Little Nemo (Another Dream), Detail, 2013, graphite, watercolor on paper 34.5 x 27"

The show’s masterwork, Untitled (1997), runs 18 feet across a wall. Looking at it, you may think of Hokusai’s famous waves.  If so, it’s an understandable association. To see the bottles, six-pack rings and other bits of floating debris that the picture shows dissolving into the pelagic food chain practically requires a magnifying glass, which is why I’ve used only details to illustrate this article.  That’s not a complaint — only a measure of the degree to which the artist has successfully imagined the process of plastic being biodegraded by saltwater and sunlight.

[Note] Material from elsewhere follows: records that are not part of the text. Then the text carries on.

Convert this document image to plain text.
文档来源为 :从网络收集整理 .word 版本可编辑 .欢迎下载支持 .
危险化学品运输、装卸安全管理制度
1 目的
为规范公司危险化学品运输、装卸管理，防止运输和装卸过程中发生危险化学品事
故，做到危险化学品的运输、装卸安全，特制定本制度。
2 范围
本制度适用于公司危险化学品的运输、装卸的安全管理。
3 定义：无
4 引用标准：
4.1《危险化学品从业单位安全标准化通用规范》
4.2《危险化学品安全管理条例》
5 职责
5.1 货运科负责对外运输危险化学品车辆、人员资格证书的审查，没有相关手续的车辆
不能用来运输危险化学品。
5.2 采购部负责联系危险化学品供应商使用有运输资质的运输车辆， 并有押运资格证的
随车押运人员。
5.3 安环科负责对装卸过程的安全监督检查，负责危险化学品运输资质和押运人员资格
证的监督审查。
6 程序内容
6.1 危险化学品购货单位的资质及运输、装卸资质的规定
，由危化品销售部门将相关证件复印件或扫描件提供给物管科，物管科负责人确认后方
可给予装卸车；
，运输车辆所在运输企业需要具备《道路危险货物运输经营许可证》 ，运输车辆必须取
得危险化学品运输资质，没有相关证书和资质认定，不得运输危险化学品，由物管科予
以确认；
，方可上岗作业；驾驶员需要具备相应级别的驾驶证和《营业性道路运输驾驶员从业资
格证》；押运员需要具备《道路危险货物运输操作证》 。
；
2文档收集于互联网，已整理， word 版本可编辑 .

Elsewhere, Smith employs narratives. Her recasting of the Little Nemo character, for example, shows a child awakening on the remains of a storm-wrecked house that is a menagerie.  Similarly, in Levels, where animals and human artifacts wash out to sea; in Turtle Shell, where headless torsos drop into a void; and in Whale, where a cetacean becomes enmeshed in garbage, it’s hard not to think of another, more recent, tale of ruin and regeneration: Life of Pi.  Smith may employ the illustrational style of children’s books, but it’s adults who appear to be the target of her playful, yet utterly serious admonitions.  
 
The drawings Smith created for a children’s book (The Littlest Birds Sing the Prettiest Song: Folk Music; Chronicle Books, 2012) which fill the gallery’s back room tell a different story.  Made to explicate folk songs, their realism is, at times, a close to rival to taxidermy.  You’ll be tempted to pet these birds to verify they’re not made of feathers. 
–DAVID M. ROTH
 
Jennie Smith “Sending Out a Song” @ Rena Bransten Gallery through May 4, 2013.